Biomimicry beyond engineering
Imitation of natural patterns and behaviors to enable technical advances can now be applied to social and artistic fields. And there enters biomimicry.
Biomimicry is a framework that is focused on solving complex human or human-made problems through solutions inspired by nature. This means biology, chemistry, physics, evolutionary and anthropological studies.
The world we live in is entangled through centuries of biased leadership-driven decisions. It has reached a point of absurdity especially in matters regarding our perception of reality (deeply rooted in misogyny, racism, ableism, and persecution of the “other” in general), as well as bureaucracy, public governance or education. In comparison, looking at natural laws is such a breath of fresh air, because there are physical, scientific, and purely logical reasons why things work the way they do in perfect homeostasis.

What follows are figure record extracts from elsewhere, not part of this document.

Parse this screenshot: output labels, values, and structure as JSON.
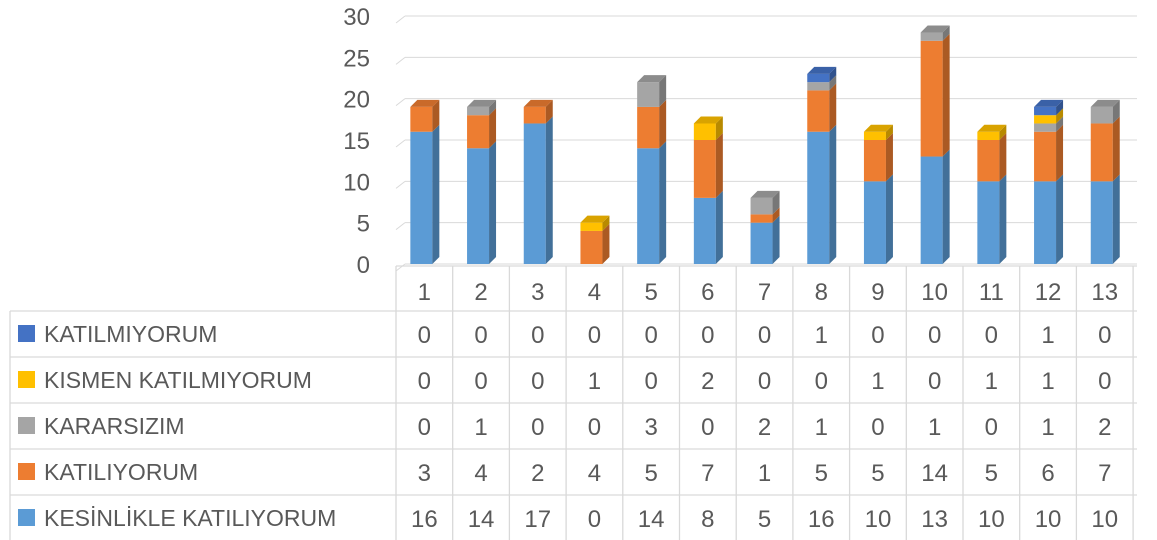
{
  "chart_data": {
    "type": "bar",
    "stacked": true,
    "three_d": true,
    "title": "",
    "xlabel": "",
    "ylabel": "",
    "ylim": [
      0,
      30
    ],
    "yticks": [
      "0",
      "5",
      "10",
      "15",
      "20",
      "25",
      "30"
    ],
    "grid": true,
    "legend": "data-table-left",
    "categories": [
      "1",
      "2",
      "3",
      "4",
      "5",
      "6",
      "7",
      "8",
      "9",
      "10",
      "11",
      "12",
      "13"
    ],
    "series": [
      {
        "name": "KESİNLİKLE KATILIYORUM",
        "color": "#5b9bd5",
        "values": [
          16,
          14,
          17,
          0,
          14,
          8,
          5,
          16,
          10,
          13,
          10,
          10,
          10
        ]
      },
      {
        "name": "KATILIYORUM",
        "color": "#ed7d31",
        "values": [
          3,
          4,
          2,
          4,
          5,
          7,
          1,
          5,
          5,
          14,
          5,
          6,
          7
        ]
      },
      {
        "name": "KARARSIZIM",
        "color": "#a5a5a5",
        "values": [
          0,
          1,
          0,
          0,
          3,
          0,
          2,
          1,
          0,
          1,
          0,
          1,
          2
        ]
      },
      {
        "name": "KISMEN KATILMIYORUM",
        "color": "#ffc000",
        "values": [
          0,
          0,
          0,
          1,
          0,
          2,
          0,
          0,
          1,
          0,
          1,
          1,
          0
        ]
      },
      {
        "name": "KATILMIYORUM",
        "color": "#4472c4",
        "values": [
          0,
          0,
          0,
          0,
          0,
          0,
          0,
          1,
          0,
          0,
          0,
          1,
          0
        ]
      }
    ],
    "table_values": {
      "KATILMIYORUM": [
        "0",
        "0",
        "0",
        "0",
        "0",
        "0",
        "0",
        "1",
        "0",
        "0",
        "0",
        "1",
        "0"
      ],
      "KISMEN KATILMIYORUM": [
        "0",
        "0",
        "0",
        "1",
        "0",
        "2",
        "0",
        "0",
        "1",
        "0",
        "1",
        "1",
        "0"
      ],
      "KARARSIZIM": [
        "0",
        "1",
        "0",
        "0",
        "3",
        "0",
        "2",
        "1",
        "0",
        "1",
        "0",
        "1",
        "2"
      ],
      "KATILIYORUM": [
        "3",
        "4",
        "2",
        "4",
        "5",
        "7",
        "1",
        "5",
        "5",
        "14",
        "5",
        "6",
        "7"
      ],
      "KESİNLİKLE KATILIYORUM": [
        "16",
        "14",
        "17",
        "0",
        "14",
        "8",
        "5",
        "16",
        "10",
        "13",
        "10",
        "10",
        "10"
      ]
    }
  }
}
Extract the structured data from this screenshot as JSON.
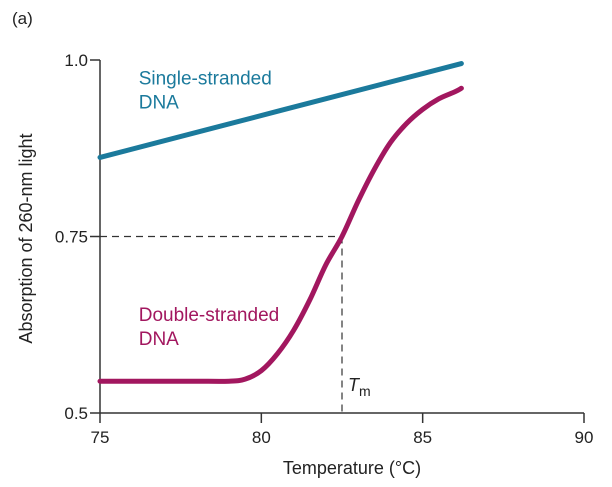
{
  "panel_label": "(a)",
  "chart_data": {
    "type": "line",
    "xlabel": "Temperature (°C)",
    "ylabel": "Absorption of 260-nm light",
    "xlim": [
      75,
      90
    ],
    "ylim": [
      0.5,
      1.0
    ],
    "x_ticks": [
      75,
      80,
      85,
      90
    ],
    "y_ticks": [
      0.5,
      0.75,
      1.0
    ],
    "y_tick_labels": [
      "0.5",
      "0.75",
      "1.0"
    ],
    "grid": false,
    "series": [
      {
        "name": "Single-stranded DNA",
        "label_lines": [
          "Single-stranded",
          "DNA"
        ],
        "color": "#1b7a9c",
        "x": [
          75,
          86.2
        ],
        "y": [
          0.862,
          0.995
        ]
      },
      {
        "name": "Double-stranded DNA",
        "label_lines": [
          "Double-stranded",
          "DNA"
        ],
        "color": "#a2175f",
        "x": [
          75,
          76,
          77,
          78,
          79,
          79.5,
          80,
          80.5,
          81,
          81.5,
          82,
          82.5,
          83,
          83.5,
          84,
          84.5,
          85,
          85.5,
          86,
          86.2
        ],
        "y": [
          0.545,
          0.545,
          0.545,
          0.545,
          0.545,
          0.548,
          0.56,
          0.584,
          0.617,
          0.66,
          0.71,
          0.75,
          0.8,
          0.845,
          0.883,
          0.91,
          0.93,
          0.945,
          0.955,
          0.96
        ]
      }
    ],
    "annotations": {
      "tm_label": "T",
      "tm_subscript": "m",
      "tm_x": 82.5,
      "tm_y": 0.75
    }
  }
}
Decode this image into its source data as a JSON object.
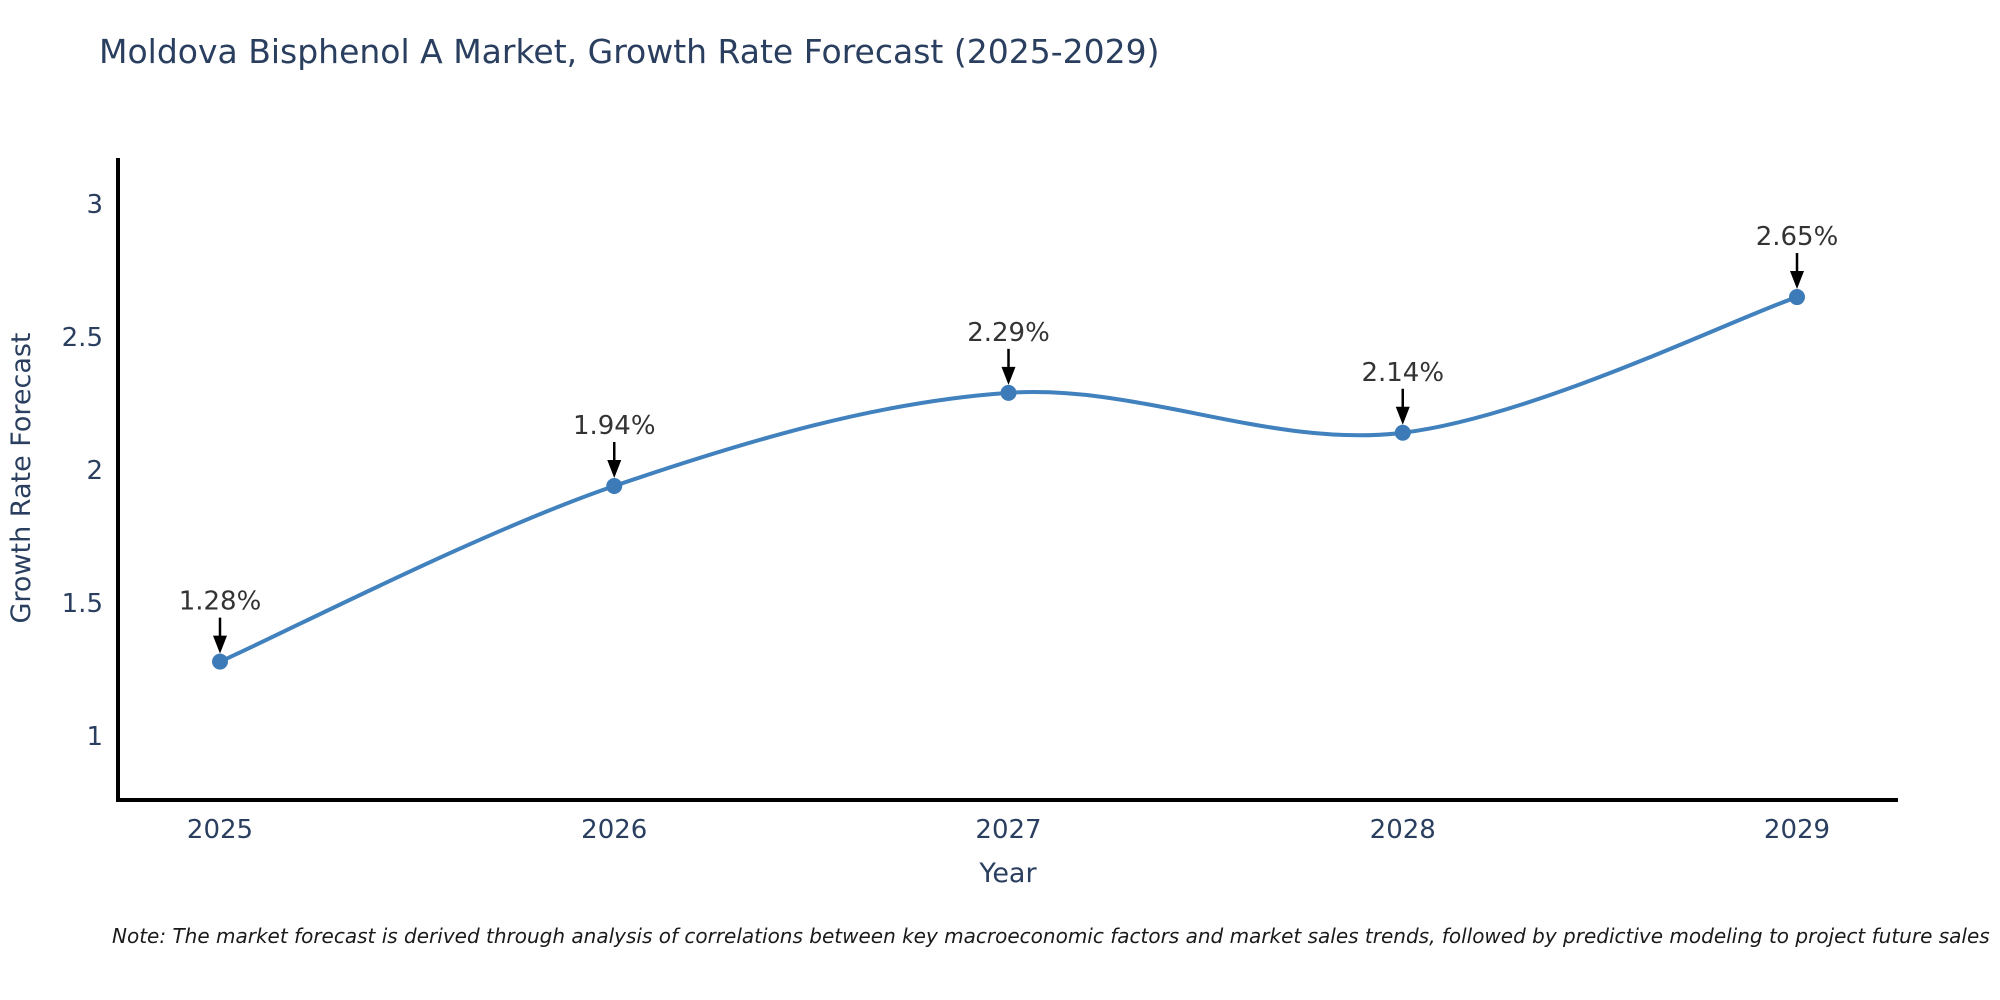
{
  "title": "Moldova Bisphenol A Market, Growth Rate Forecast (2025-2029)",
  "note": "Note: The market forecast is derived through analysis of correlations between key macroeconomic factors and market sales trends, followed by predictive modeling to project future sales",
  "chart_data": {
    "type": "line",
    "title": "Moldova Bisphenol A Market, Growth Rate Forecast (2025-2029)",
    "x": [
      "2025",
      "2026",
      "2027",
      "2028",
      "2029"
    ],
    "series": [
      {
        "name": "Growth Rate Forecast",
        "values": [
          1.28,
          1.94,
          2.29,
          2.14,
          2.65
        ]
      }
    ],
    "point_labels": [
      "1.28%",
      "1.94%",
      "2.29%",
      "2.14%",
      "2.65%"
    ],
    "xlabel": "Year",
    "ylabel": "Growth Rate Forecast",
    "y_ticks": [
      "1",
      "1.5",
      "2",
      "2.5",
      "3"
    ],
    "y_tick_values": [
      1,
      1.5,
      2,
      2.5,
      3
    ],
    "ylim": [
      0.76,
      3.165
    ],
    "line_shape": "spline",
    "grid": false,
    "legend_position": "none",
    "colors": {
      "line": "#4181bd",
      "marker": "#3d7ab8",
      "axis_line": "#000000",
      "tick_text": "#2a3f5f",
      "axis_title_text": "#2a3f5f",
      "annotation_text": "#333333",
      "annotation_arrow": "#000000",
      "title_text": "#2a3f5f",
      "background": "#ffffff"
    }
  }
}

When you hold an apple and drop it, if nothing interferes with its trajectory it will fall straight ahead because the force of gravity will pull it that way. It’s the same kind of elementary reasoning that we need to find in order to design the systems we live in and the tools we use, rethinking all those spinning entangled sets of logic that govern our lives.
Going from theory to implementation, mainstream biomimicry tends to focus on engineering and architecture. As an example, replicating the shape of a bird’s beak onto the nose of a train can increase its speed. Naturally, there are other forms that apply biomimetic principles to a range of applications. Speaking for myself, I mainly look at it from a systems design point of view, as well as from an experience design point of view, trying to translate aesthetics, sensorial experiences and systemic frameworks into natural stimuli and organic growth. It’s like setting in motion the right signals to orient the evolution of a situation in the right direction. This serves me when I work with projects through my NGO’s incubator for example, like we have with Greek Women in STEM making sure that the platform moves towards where the future of Greece is going. It applies also when I work on the design of national strategies for companies or humanitarian causes, and ultimately when I delve into more artistically oriented design projects. Α tool that I do love to use and turn to often is the Krebs Cycle of Creativity by the MIT Media Lab’s Neri Oxman, the logic behind which was inspired by the Krebs cycle for cellular energy transfer. The Krebs Cycle of Creativity is a cartographic analysis linking together the fields of arts, design, engineering and science in a way that helps us see how each field revolutionizes the others.
Taken all together, we can say that biomimicry is inspiring human innovation by projecting our perspective from a single blink of an evolutionary eye to the long and complex processes that govern evolution and change in nature. And that alone, it is liberating, beautiful and, of course, natural.